The main impact of the changes for non-start-up companies is on options (or ‘rights to acquire shares’).  Currently, employees may be subject to tax on their options once they vest which may be at a time well before they are exercised, leaving employees to find a way to fund the tax liability on the options. 

For options granted on or after 1 July 2015, employees will only be taxed once they actually exercise their options and are not subject to any sale restrictions on the shares acquired on exercise.

Changes to tax deferral conditions

Importantly, for tax deferral, a real risk of losing the option will no longer be required to defer tax.

The rules will also be amended to allow a tax deferral of up to 15 years from the date of acquisition of shares or options (up from the existing 7 year deferral).

Currently, employees who hold more than 5% of the company are not entitled to tax deferral.  From 1 July 2015, that threshold will increase to 10%, although the rules will require employees to also count any shares that may be acquired on exercise of options that are granted in that 10% threshold.

Refunds on tax where options lapse

Finally, in a case where options have not been exercised, but an employee triggers a taxing point by leaving employment, and subsequently chooses not to exercise the option because it is ‘underwater’ (the exercise price is more than the market value of the share that can be acquired on exercise), the rules allow the employee to apply for a refund of the tax previously paid when they left the employer.   Under the current rules, employees are not entitled to a refund of tax simply because they choose to allow an option to lapse because it is underwater.

Options and shares - start-up companies

Who is a ‘start-up’?

The new concessions are available to employees of start-up companies that are unlisted, have been incorporated for less than 10 years and have ‘aggregated turnover’ of less than A$50 million. The tests need to be applied on a group basis and include holding companies that own at least 50% in the start-up.

Conditions for Plan to qualify

In order to qualify for the start-up concession, the Plan must have certain conditions, being:

  • If shares are offered, they can only be offered at a discount of less than 15% of their market value;
  • in the case of options, the exercise price must be at least equal to the market value of the share at the time the option is granted; andn the case of options, the exercise price must be at least equal to the market value of the share at the time the option is granted; and
  • the options or shares must be subject to a three year holding period that can only be broken  if employment ends before the three year period.

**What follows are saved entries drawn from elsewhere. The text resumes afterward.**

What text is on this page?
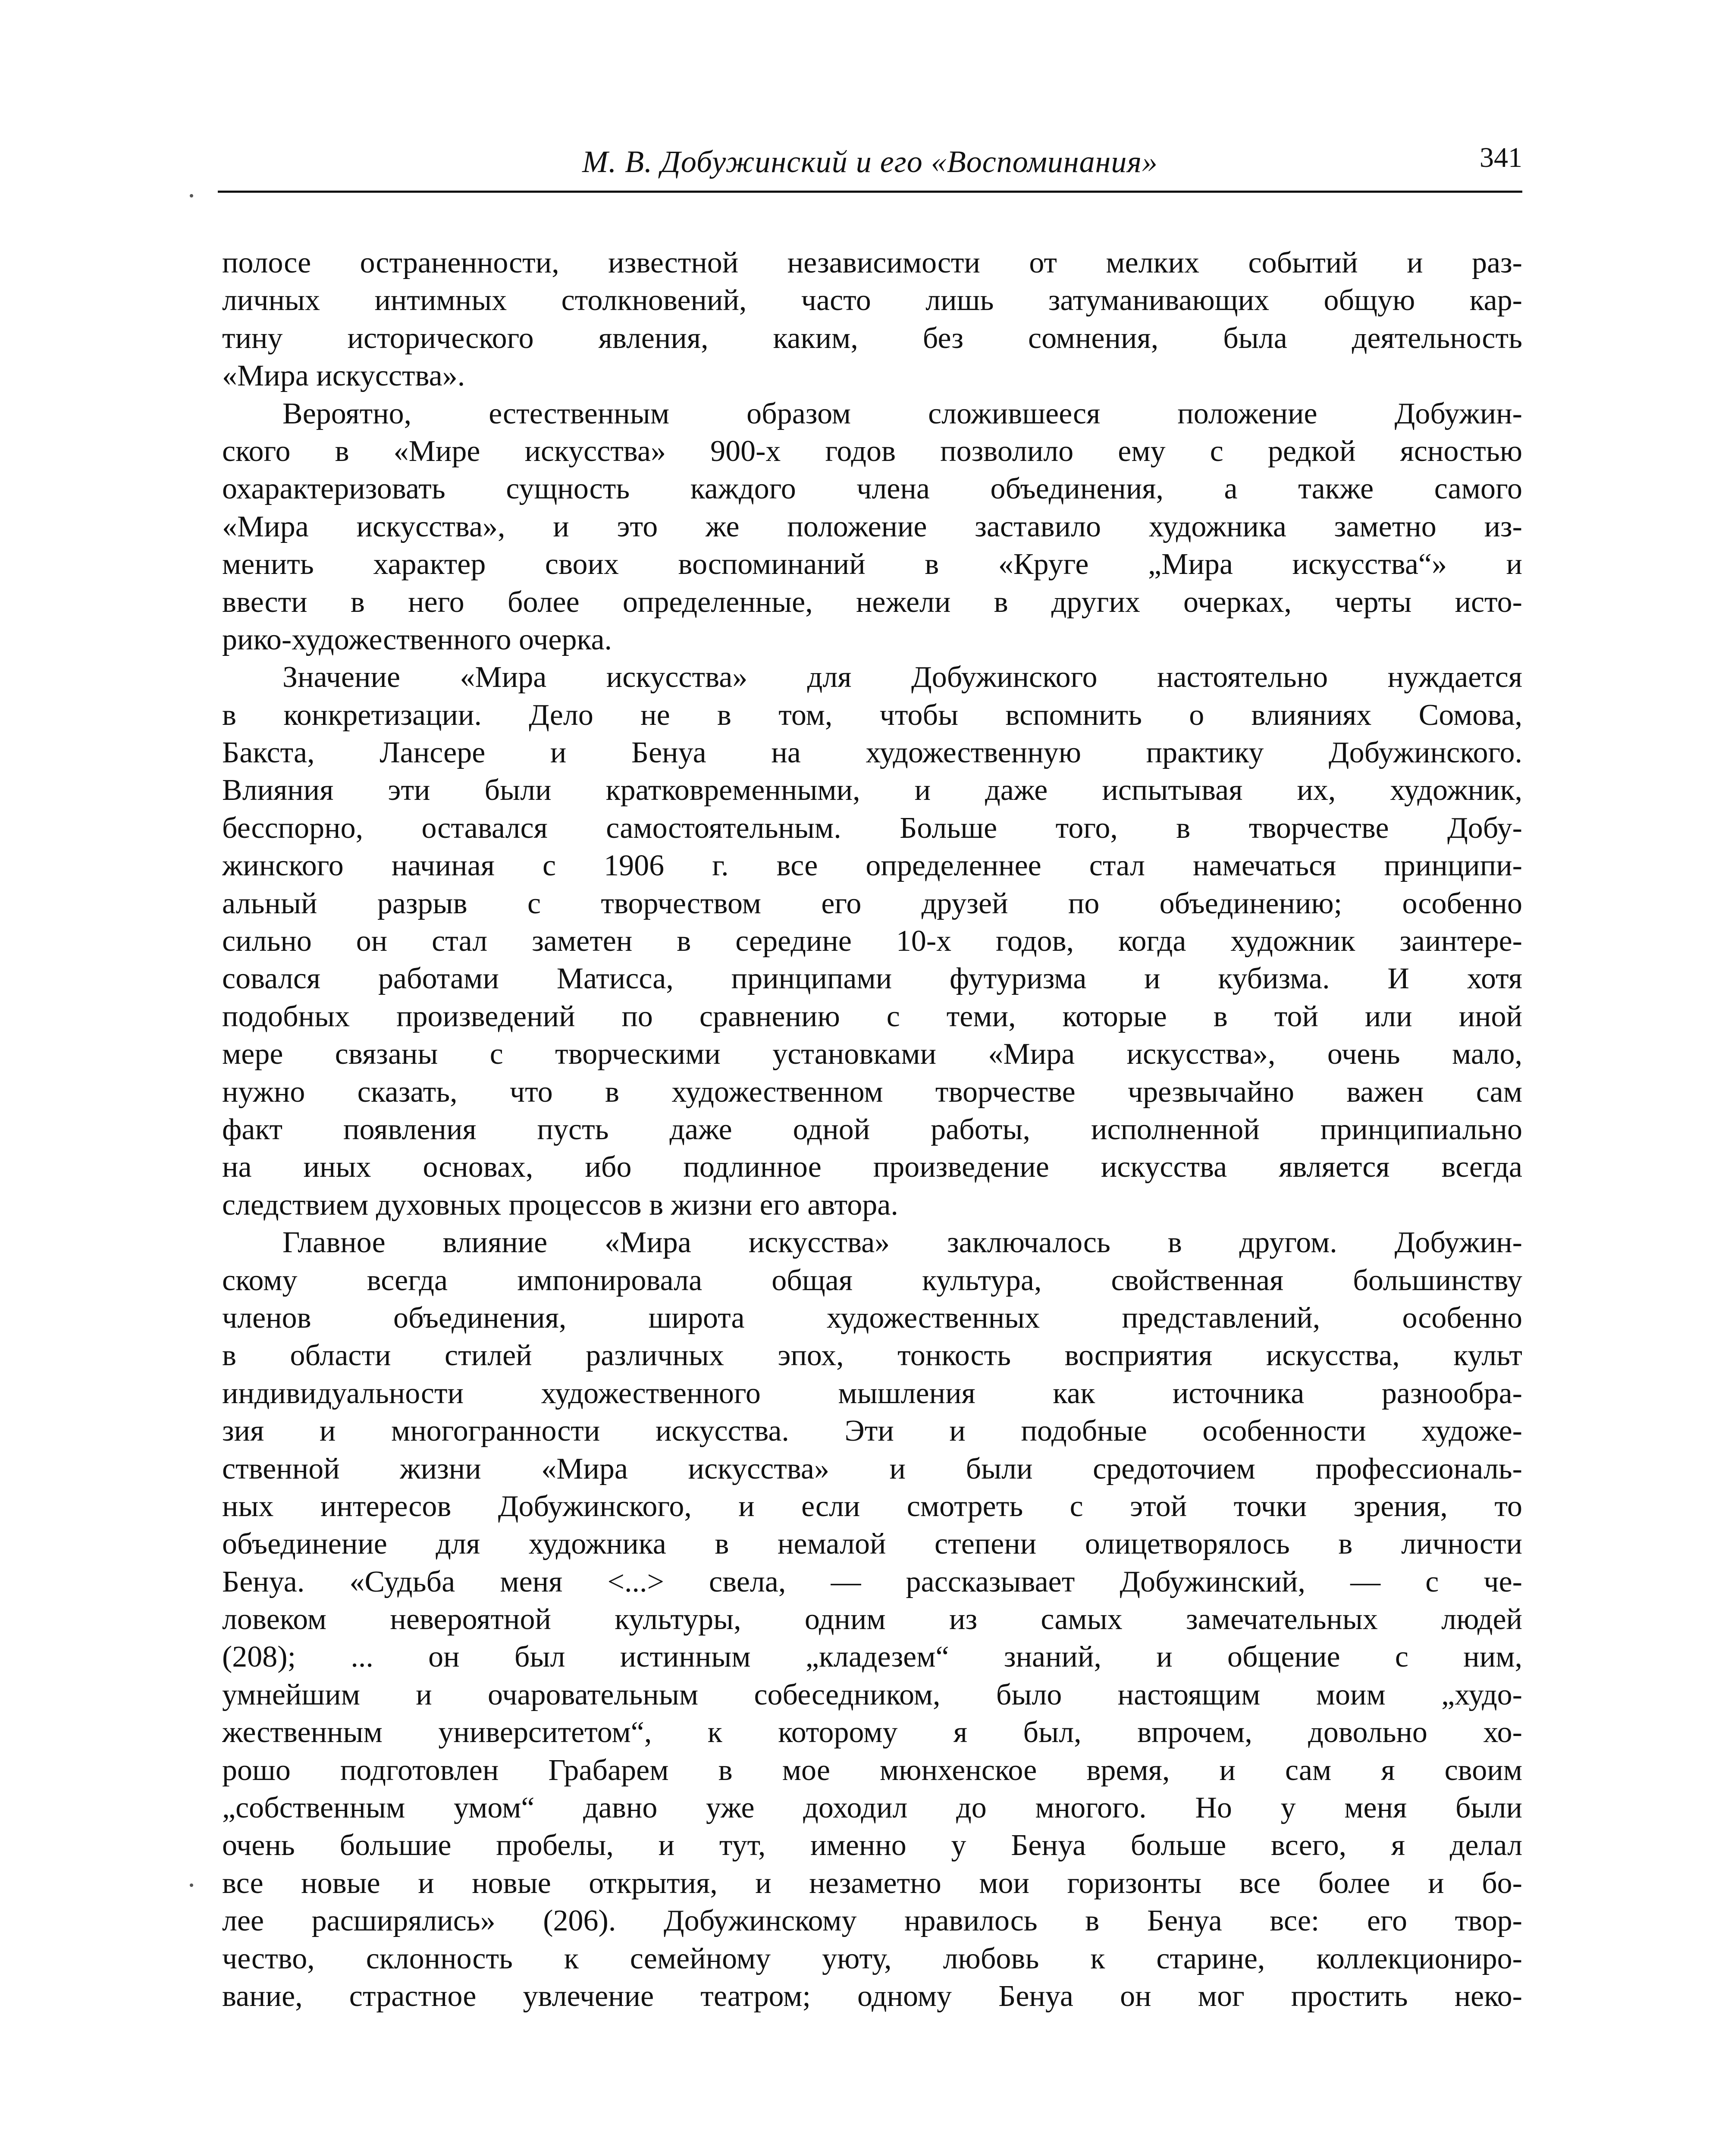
М. В. Добужинский и его «Воспоминания»	341
полосе остраненности, известной независимости от мелких событий и раз-
личных интимных столкновений, часто лишь затуманивающих общую кар-
тину исторического явления, каким, без сомнения, была деятельность
«Мира искусства».
Вероятно, естественным образом сложившееся положение Добужин-
ского в «Мире искусства» 900-х годов позволило ему с редкой ясностью
охарактеризовать сущность каждого члена объединения, а также самого
«Мира искусства», и это же положение заставило художника заметно из-
менить характер своих воспоминаний в «Круге „Мира искусства“» и
ввести в него более определенные, нежели в других очерках, черты исто-
рико-художественного очерка.
Значение «Мира искусства» для Добужинского настоятельно нуждается
в конкретизации. Дело не в том, чтобы вспомнить о влияниях Сомова,
Бакста, Лансере и Бенуа на художественную практику Добужинского.
Влияния эти были кратковременными, и даже испытывая их, художник,
бесспорно, оставался самостоятельным. Больше того, в творчестве Добу-
жинского начиная с 1906 г. все определеннее стал намечаться принципи-
альный разрыв с творчеством его друзей по объединению; особенно
сильно он стал заметен в середине 10-х годов, когда художник заинтере-
совался работами Матисса, принципами футуризма и кубизма. И хотя
подобных произведений по сравнению с теми, которые в той или иной
мере связаны с творческими установками «Мира искусства», очень мало,
нужно сказать, что в художественном творчестве чрезвычайно важен сам
факт появления пусть даже одной работы, исполненной принципиально
на иных основах, ибо подлинное произведение искусства является всегда
следствием духовных процессов в жизни его автора.
Главное влияние «Мира искусства» заключалось в другом. Добужин-
скому всегда импонировала общая культура, свойственная большинству
членов объединения, широта художественных представлений, особенно
в области стилей различных эпох, тонкость восприятия искусства, культ
индивидуальности художественного мышления как источника разнообра-
зия и многогранности искусства. Эти и подобные особенности художе-
ственной жизни «Мира искусства» и были средоточием профессиональ-
ных интересов Добужинского, и если смотреть с этой точки зрения, то
объединение для художника в немалой степени олицетворялось в личности
Бенуа. «Судьба меня <...> свела, — рассказывает Добужинский, — с че-
ловеком невероятной культуры, одним из самых замечательных людей
(208); ... он был истинным „кладезем“ знаний, и общение с ним,
умнейшим и очаровательным собеседником, было настоящим моим „худо-
жественным университетом“, к которому я был, впрочем, довольно хо-
рошо подготовлен Грабарем в мое мюнхенское время, и сам я своим
„собственным умом“ давно уже доходил до многого. Но у меня были
очень большие пробелы, и тут, именно у Бенуа больше всего, я делал
все новые и новые открытия, и незаметно мои горизонты все более и бо-
лее расширялись» (206). Добужинскому нравилось в Бенуа все: его твор-
чество, склонность к семейному уюту, любовь к старине, коллекциониро-
вание, страстное увлечение театром; одному Бенуа он мог простить неко-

The concession for employees

If the conditions are met, the employee is subject to tax under the CGT rules (for which the CGT may be available) and will only pay tax on disposal of the shares.

Comments

The proposed amendments are largely consistent with the Government announcement made late last year and are to be applauded.  While the ESS rules intended to provide a statutory regime for the taxation of ESS interests, good policy dictated that they should not hamper or restrict the offer of such interests to employees which has been the case for many corporates.

Nonetheless, and while the draft is subject to further consultation, corporates and their advisers should consider the following:

  • whether the concessions give rise to any better tax treatment for employees than other alternatives, such as loan funded share plan arrangements (CGT treatment and tax only on disposal), will require some further comparison between these alternative scheme types;
  • some corporates may not be able to meet the definition of a ‘start-up’ (including listed  companies) and should consider whether they should wait for 1 July or implement a loan share plan now in order to reward and ‘lock-in’ their key employees; 
  • the grouping and aggregation rules are complex and may require companies to do detailed analysis to confirm whether they qualify as a ‘start-up’; and
  • even though shares and options are more tax efficient post-30 June 2015, companies need to remember that there are various Corporations Act requirements regarding licensing, fundraising and disclosure documents that still need to be considered as part of any grant of equity to employees.